In dem Bauprojekt des Bundes will die Stiftung Preußischer Kulturbesitz auf ganz neue Weise ihre außereuropäischen Sammlungen zeigen und so einen Dialog der Kulturen inszenieren – allerdings ist dieses Vorhaben offensichtlich dem Publikum bisher schwer zu vermitteln. Auch der überraschende Beschluss des Bundestages, zweihundert Millionen Euro für ein Museum der Moderne am Kulturforum bereitzustellen, bietet für Berlin städtebaulich eine große Chance, diesen ungeliebten Ort endlich umzugestalten. Hier wäre Müller ebenfalls gut beraten, sich eng mit dem Bund zu verständigen.

Blickt der Neue auf die Hinterlassenschaften Wowereits, so sieht er vieles, was nicht realisiert wurde. Da gab es die Idee einer Kunsthalle, die die Künstler selber ablehnten – ein abgeschlossenes Kapitel. Anders verhält es sich mit der neuen Zentral- und Landesbibliothek, die Wowereit zur Chefsache gemacht hatte, und die auch Müller, damals noch Stadtentwicklungssenator, als ein Kernstück der Bebauung des Tempelhofer Feldes verfochten hatte.

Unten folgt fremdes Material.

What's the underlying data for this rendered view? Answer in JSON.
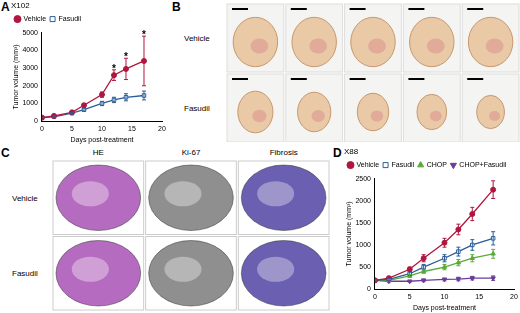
{
  "chart_data": [
    {
      "panel": "A",
      "type": "line",
      "title": "X102",
      "x_label": "Days post-treatment",
      "y_label": "Tumor volume (mm³)",
      "x": [
        0,
        2,
        5,
        7,
        10,
        12,
        14,
        17
      ],
      "series": [
        {
          "name": "Vehicle",
          "color": "#b0173f",
          "marker": "circle",
          "values": [
            200,
            300,
            500,
            900,
            1500,
            2600,
            2950,
            3400
          ],
          "errors": [
            20,
            40,
            60,
            100,
            150,
            300,
            600,
            1400
          ]
        },
        {
          "name": "Fasudil",
          "color": "#2b5d99",
          "marker": "open_square",
          "values": [
            200,
            250,
            450,
            650,
            1000,
            1200,
            1350,
            1450
          ],
          "errors": [
            20,
            30,
            50,
            80,
            120,
            150,
            200,
            250
          ]
        }
      ],
      "xlim": [
        0,
        20
      ],
      "xticks": [
        0,
        5,
        10,
        15,
        20
      ],
      "ylim": [
        0,
        5000
      ],
      "yticks": [
        0,
        1000,
        2000,
        3000,
        4000,
        5000
      ],
      "grid": false,
      "legend": "top left",
      "annotations": [
        {
          "text": "*",
          "x": 12,
          "y": 2900
        },
        {
          "text": "*",
          "x": 14,
          "y": 3550
        },
        {
          "text": "*",
          "x": 17,
          "y": 4800
        }
      ]
    },
    {
      "panel": "D",
      "type": "line",
      "title": "X88",
      "x_label": "Days post-treatment",
      "y_label": "Tumor volume (mm³)",
      "x": [
        0,
        2,
        5,
        7,
        10,
        12,
        14,
        17
      ],
      "series": [
        {
          "name": "Vehicle",
          "color": "#b0173f",
          "marker": "circle",
          "values": [
            200,
            250,
            450,
            700,
            1050,
            1350,
            1700,
            2250
          ],
          "errors": [
            20,
            30,
            50,
            80,
            100,
            120,
            150,
            200
          ]
        },
        {
          "name": "Fasudil",
          "color": "#2b5d99",
          "marker": "open_square",
          "values": [
            200,
            220,
            350,
            500,
            700,
            850,
            1000,
            1150
          ],
          "errors": [
            20,
            20,
            40,
            60,
            80,
            100,
            120,
            150
          ]
        },
        {
          "name": "CHOP",
          "color": "#5aaa3a",
          "marker": "triangle",
          "values": [
            200,
            200,
            300,
            400,
            500,
            600,
            700,
            800
          ],
          "errors": [
            20,
            20,
            30,
            40,
            60,
            70,
            80,
            100
          ]
        },
        {
          "name": "CHOP+Fasudil",
          "color": "#6a3d9a",
          "marker": "triangle_down",
          "values": [
            200,
            180,
            180,
            200,
            220,
            230,
            250,
            250
          ],
          "errors": [
            20,
            20,
            20,
            30,
            30,
            40,
            40,
            50
          ]
        }
      ],
      "xlim": [
        0,
        20
      ],
      "xticks": [
        0,
        5,
        10,
        15,
        20
      ],
      "ylim": [
        0,
        2500
      ],
      "yticks": [
        0,
        500,
        1000,
        1500,
        2000,
        2500
      ],
      "grid": false,
      "legend": "top left"
    }
  ],
  "images": [
    {
      "panel": "B",
      "rows": [
        "Vehicle",
        "Fasudil"
      ]
    },
    {
      "panel": "C",
      "rows": [
        "Vehicle",
        "Fasudil"
      ],
      "columns": [
        "HE",
        "Ki-67",
        "Fibrosis"
      ]
    }
  ]
}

Der Volksentscheid wurde zur Niederlage für Wowereit und Müller – und für das 270-Millionen-Euro-Projekt. Nun muss Müller nach einem neuen Standort, einer neuen Idee suchen. Und dann ist da noch die Freie Szene, die ächzt unter den sich verschlechternden Bedingungen – Atelier- und Wohnraum ist anders als noch vor wenigen Jahren kaum bezahlbar, zumindest nicht in der Mitte der Stadt. Und eine Stadt, die von ihrer kreativen Kraft leben will, muss diese auch in ihrer Mitte zeigen können. Ein Streitpunkt in diesem Zusammenhang ist die City Tax: die Einnahmen daraus sollen zur Hälfte an die Kultur fließen, kommen aber bisher vor allem etablierten Einrichtungen zugute.

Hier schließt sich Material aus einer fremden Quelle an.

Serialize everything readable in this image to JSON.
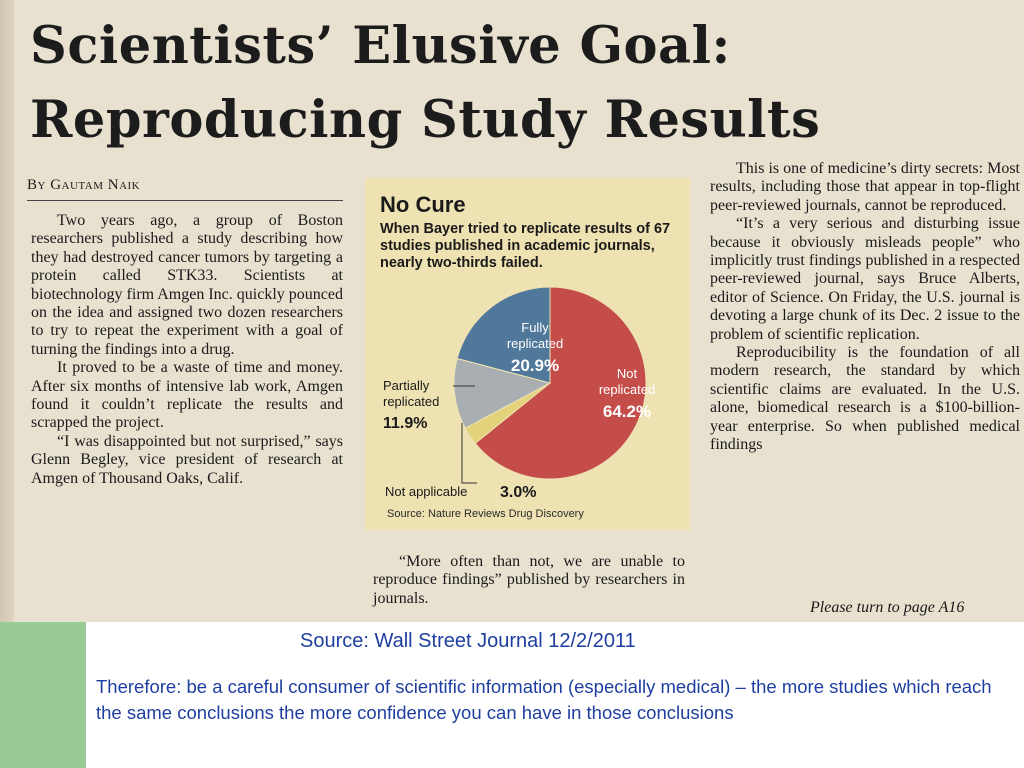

Eins hat Michael Müller auf jeden Fall mit Klaus Wowereit gemein: auch er wird sich als Regierender Bürgermeister kaum um das Tagesgeschäft kümmern können, das ein Kultursenator zu bewältigen hat. Und er wird hier auf seinen Staatssekretär Tim Renner angewiesen sein. Der Quereinsteiger ist allerdings nach dem Rücktritt von André Schmitz selbst erst seit acht Monaten im Amt.